For students who exhibit an interest in informatics, there is time built into the schedule in the third year of medical school to complete a month-long informatics elective. Students who choose this option devise an informatics project to complete under the direction of Dr. Levy and his colleagues in clinical informatics. The elective project was scheduled for the third rather than the fourth year of medical school to give students the option of pursuing their research projects over a longer period of time.

A cornerstone of Geisinger’s new curriculum is a fourth-year health system citizenship project, in which students analyze data in an area such as patient safety or population health. “It’s not so much that it’s an informatics project, but students all need to analyze data, so they are all going to be applying informatics principles as part of that project,” Dr. Levy explains.

At this point in their training, he adds, medical students should have the skills to “self-service” their analytics research. However, they can request help from mentors or faculty if needed.

Residency informatics: increased specialization
The informatics education in Geisinger’s residency program begins with a refresh of the foundational informatics training from the medical school because most residents will come from other medical school programs. Residents who are already familiar with informatics can test out of these training webinars, Dr. Levy says, by successfully completing the assessments rather than rewatching the webinars.

A key difference between the medical school and residency informatics education is the specialty-specific training provided to residents. “The workflows that an internist uses are different from a gynecologist and different from a surgeon,” Dr. Levy says.

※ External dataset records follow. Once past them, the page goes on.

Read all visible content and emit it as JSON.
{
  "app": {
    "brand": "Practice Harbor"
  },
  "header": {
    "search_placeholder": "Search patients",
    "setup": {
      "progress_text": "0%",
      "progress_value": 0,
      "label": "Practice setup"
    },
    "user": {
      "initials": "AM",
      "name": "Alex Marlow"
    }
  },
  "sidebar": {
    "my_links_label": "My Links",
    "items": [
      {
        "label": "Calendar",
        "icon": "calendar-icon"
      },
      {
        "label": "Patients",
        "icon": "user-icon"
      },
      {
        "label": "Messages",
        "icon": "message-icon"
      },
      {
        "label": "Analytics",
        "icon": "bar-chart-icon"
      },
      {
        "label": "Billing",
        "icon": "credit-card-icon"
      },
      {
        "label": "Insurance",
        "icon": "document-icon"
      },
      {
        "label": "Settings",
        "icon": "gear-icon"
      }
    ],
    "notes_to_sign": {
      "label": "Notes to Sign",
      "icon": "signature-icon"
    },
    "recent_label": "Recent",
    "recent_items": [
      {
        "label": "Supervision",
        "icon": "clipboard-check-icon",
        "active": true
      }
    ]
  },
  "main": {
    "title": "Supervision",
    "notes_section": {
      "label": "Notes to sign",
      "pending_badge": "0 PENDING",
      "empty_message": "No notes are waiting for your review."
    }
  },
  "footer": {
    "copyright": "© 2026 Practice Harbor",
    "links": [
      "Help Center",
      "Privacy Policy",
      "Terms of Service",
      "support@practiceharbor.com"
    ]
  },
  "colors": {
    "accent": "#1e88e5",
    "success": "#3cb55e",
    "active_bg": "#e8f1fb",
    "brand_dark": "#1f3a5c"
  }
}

“What we have learned as we build out our library of efficiency tools and tricks is that there are some that apply best to certain specialties because [those specialties] have certain areas they struggle with,” he explains. Therefore, Dr. Levy and his colleagues asked each department to share their insights into areas they find challenging in order to develop training focused on specialty-based workflow improvement. “It has been extremely, extremely effective,” he says.

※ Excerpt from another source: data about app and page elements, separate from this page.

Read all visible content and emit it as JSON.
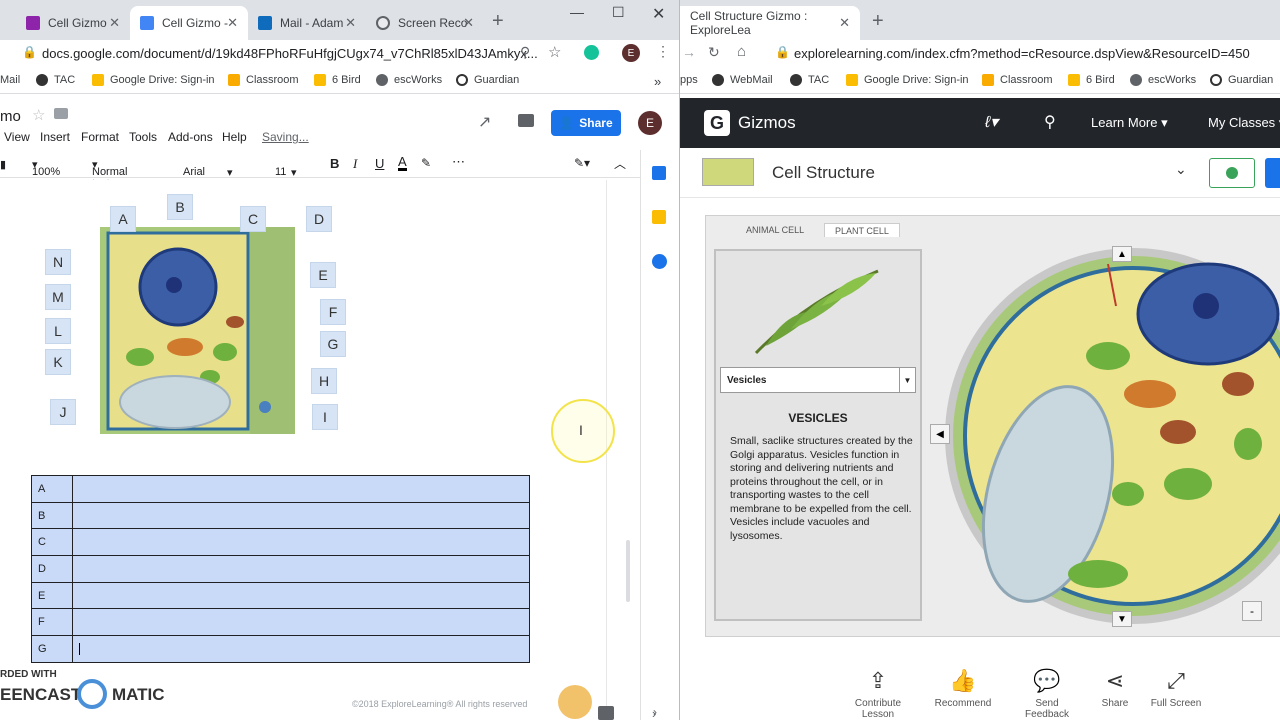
{
  "left_window": {
    "tabs": [
      {
        "title": "Cell Gizmo",
        "color": "#8e24aa"
      },
      {
        "title": "Cell Gizmo -",
        "color": "#4285f4"
      },
      {
        "title": "Mail - Adam",
        "color": "#0f6cbd"
      },
      {
        "title": "Screen Reco",
        "color": "#5f6368"
      }
    ],
    "url": "docs.google.com/document/d/19kd48FPhoRFuHfgjCUgx74_v7ChRl85xlD43JAmkyx...",
    "bookmarks": [
      "Mail",
      "TAC",
      "Google Drive: Sign-in",
      "Classroom",
      "6 Bird",
      "escWorks",
      "Guardian"
    ],
    "doc_title": "mo",
    "menu": [
      "View",
      "Insert",
      "Format",
      "Tools",
      "Add-ons",
      "Help"
    ],
    "saving": "Saving...",
    "share": "Share",
    "avatar": "E",
    "toolbar": {
      "zoom": "100%",
      "style": "Normal text",
      "font": "Arial",
      "size": "11",
      "bold": "B",
      "italic": "I",
      "underline": "U",
      "text_color": "A"
    },
    "diagram_labels": [
      "A",
      "B",
      "C",
      "D",
      "E",
      "F",
      "G",
      "H",
      "I",
      "J",
      "K",
      "L",
      "M",
      "N"
    ],
    "table_rows": [
      "A",
      "B",
      "C",
      "D",
      "E",
      "F",
      "G"
    ],
    "watermark": "RDED WITH",
    "watermark2": "EENCAST",
    "watermark3": "MATIC",
    "copyright": "©2018 ExploreLearning®  All rights reserved"
  },
  "right_window": {
    "tab_title": "Cell Structure Gizmo : ExploreLea",
    "url": "explorelearning.com/index.cfm?method=cResource.dspView&ResourceID=450",
    "bookmarks": [
      "pps",
      "WebMail",
      "TAC",
      "Google Drive: Sign-in",
      "Classroom",
      "6 Bird",
      "escWorks",
      "Guardian"
    ],
    "brand": "Gizmos",
    "nav": [
      "Learn More",
      "My Classes"
    ],
    "page_title": "Cell Structure",
    "gizmo_tabs": [
      "ANIMAL CELL",
      "PLANT CELL"
    ],
    "selected": "Vesicles",
    "heading": "VESICLES",
    "description": "Small, saclike structures created by the Golgi apparatus. Vesicles function in storing and delivering nutrients and proteins throughout the cell, or in transporting wastes to the cell membrane to be expelled from the cell. Vesicles include vacuoles and lysosomes.",
    "bottom": [
      "Contribute Lesson",
      "Recommend",
      "Send Feedback",
      "Share",
      "Full Screen"
    ]
  }
}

Also beneficial is the process of familiarizing residents with Geisinger’s enterprise analytics hub, which resides on the health system’s intranet and houses approximately 500 analytics tools, including a variety of dashboards. Because Geisinger uses the Epic EHR, residents are trained to use Epic’s “slicer dicer” feature, for example, which makes it easier to pull data that meet specific criteria. These tools are useful as residents complete a research project focused on patient quality or patient safety that is an Accreditation Council for Graduate Medical Education requirement of residency programs, Dr. Levy says.